I haven’t quite decided how personal I want this blog to be, but I would like to share some thoughts I had last night about Father’s Day. And fathers in my life.
I have grown up in Germany, where Father’s Day, the ‘Vatertag’, is a much older, somewhat embarrassing tradition, different to any other country in the world. It is celebrated on Ascension Day, a national holiday, and has nothing to do with family but is more about groups of men getting together for a big drinking binge out in the country side.
On this day, also called ‘Gentlemen’s’ Day’ or just plain ‘Men’s Day’ (‘Herrentag’ or ‘Männertag’‘) in some regions, men will walk around pulling small hand wagons loaded with beer or wine, or travel in a decorated horse carriage. Some dress code might be observed (it used to be straw hats, now it’s more bogan chic). The only goal is to get really drunk together. It is said that the tradition goes back to Ascension Day’s processions which somehow seem to have transformed into drinking sprees as early as in the 17th century.
Although the majority of fathers in Germany nowadays spend the day with their families, after all, it’s for most the start of a 4-day weekend (Ascension being always on a Thursday), there are still many German males that keep the tradition up … Getting pissed in public is just too much fun, I guess.
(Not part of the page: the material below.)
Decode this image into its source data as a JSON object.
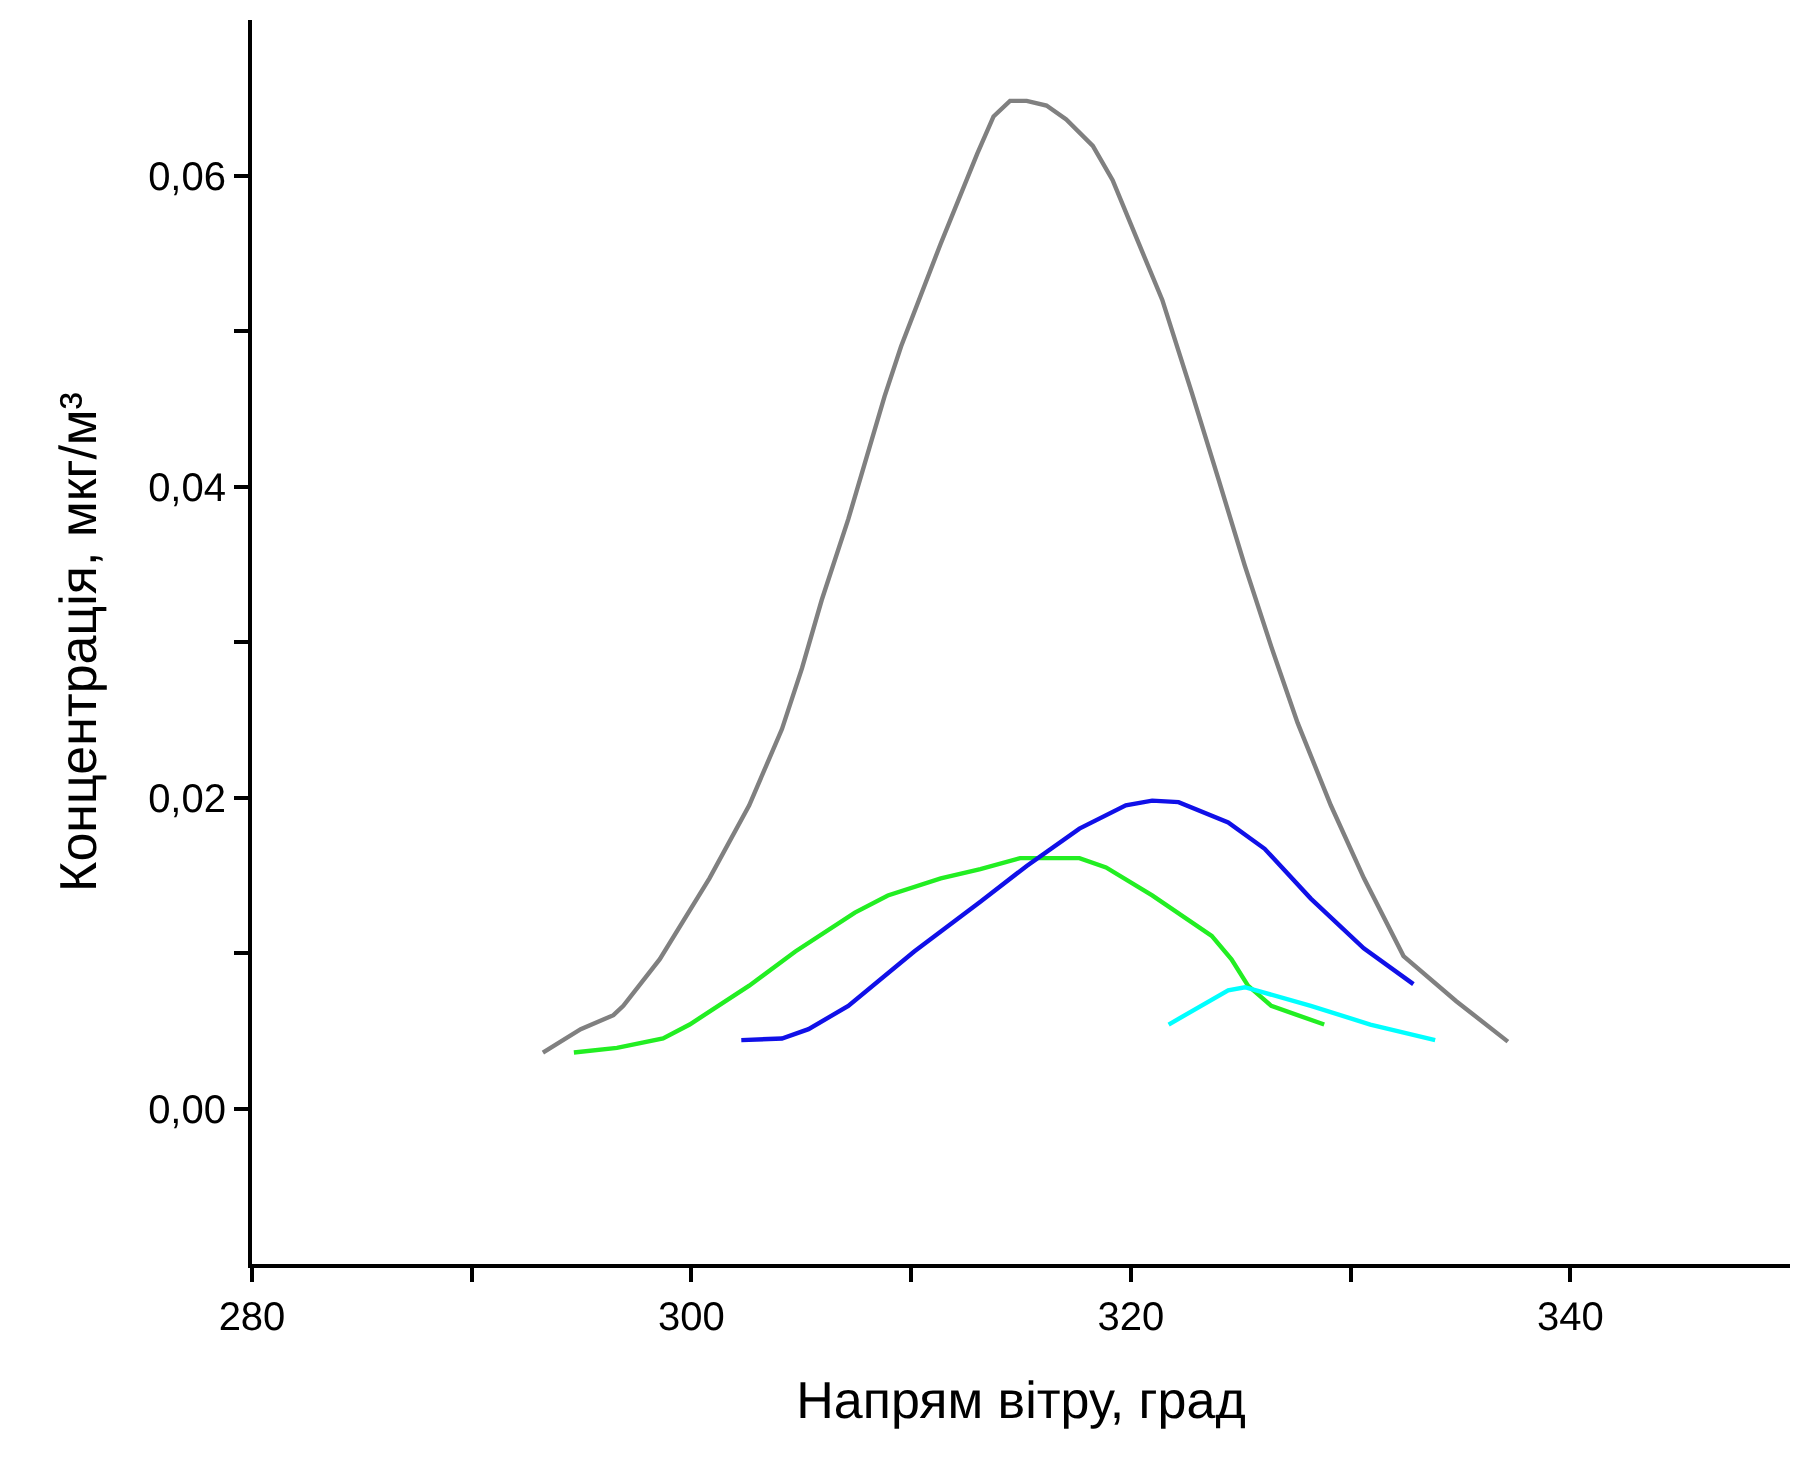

Now comes the personal part : In my family, no father disappeared with his mates and a load of booze. They all ended up disappearing somehow though.
It’s sobering, really, but it seems that the one thing they all have in common is their relative absence from their family:
Both my parents are born during WWII. None of them really got to know their father. My father’s father died on the Russian front under unknown circumstances. My mother’s dad, who had been home for 2 weeks to see his newborn daughter, would have thought himself lucky to be stationed, as a drafted foot soldier, in France. He was killed after D-day and is buried on a German war cemetery there. I visited the grave with my mother as a teen, we felt a bit lost between all those uniform crosses.
Both my grandmothers remarried though. My father’s mum married a widower with 3 daughters. He died the year of my birth when his motor scooter crashed into one of the tilia that so beautifully frame many old streets in Northern Germany. My other grandmother was lucky to live a long life with ‘uncle E’, they died at 82 and 84 with 3 days of interval. My mother loved him like a father, he was a gentle, also very eccentric little man. He was a great granddad. Mom never called him Dad though, he always staid just ‘uncle E’.
My parents divorced when I was about 8. My father went abroad and had a new family. I guess you could say that he showed himself unable to keep in touch. My older brother suffered a lot through that, I might just be less aware of it. My mother had two long-term relationships. The boyfriends were both cool, but none of them became really a Dad.
My brother got married when his girlfriend (parents divorced..) fell pregnant, just after school. They divorced after a few years. I think he is doing his best to be a good father. As good as you can be, when you don’t live with your child.
And my boy ? .. Now, here’s the good part and it might get a bit corny after all. I was pretty much set to be a single parent, let’s just say that, and I was glad about it, for many reasons. I seriously thought I might never be able to trust a man, for my own but also for my child’s sake. So, again, no father.
I was wrong. I stumbled into what’s real love, found a new life and a great father for my son. Oh, he is not perfect, but he is loving and caring with both of us, as he is for his own kids. He’s also smart and funny, sensitive and really strong!
Yeah, well, we call him ‘Mr Awesome’ at times. Because for us, he is.
This weekend, he’s travelling for his job, so we can’t really have father’s day with him. It doesn’t matter. I’m just so happy there finally is a real father in our lives.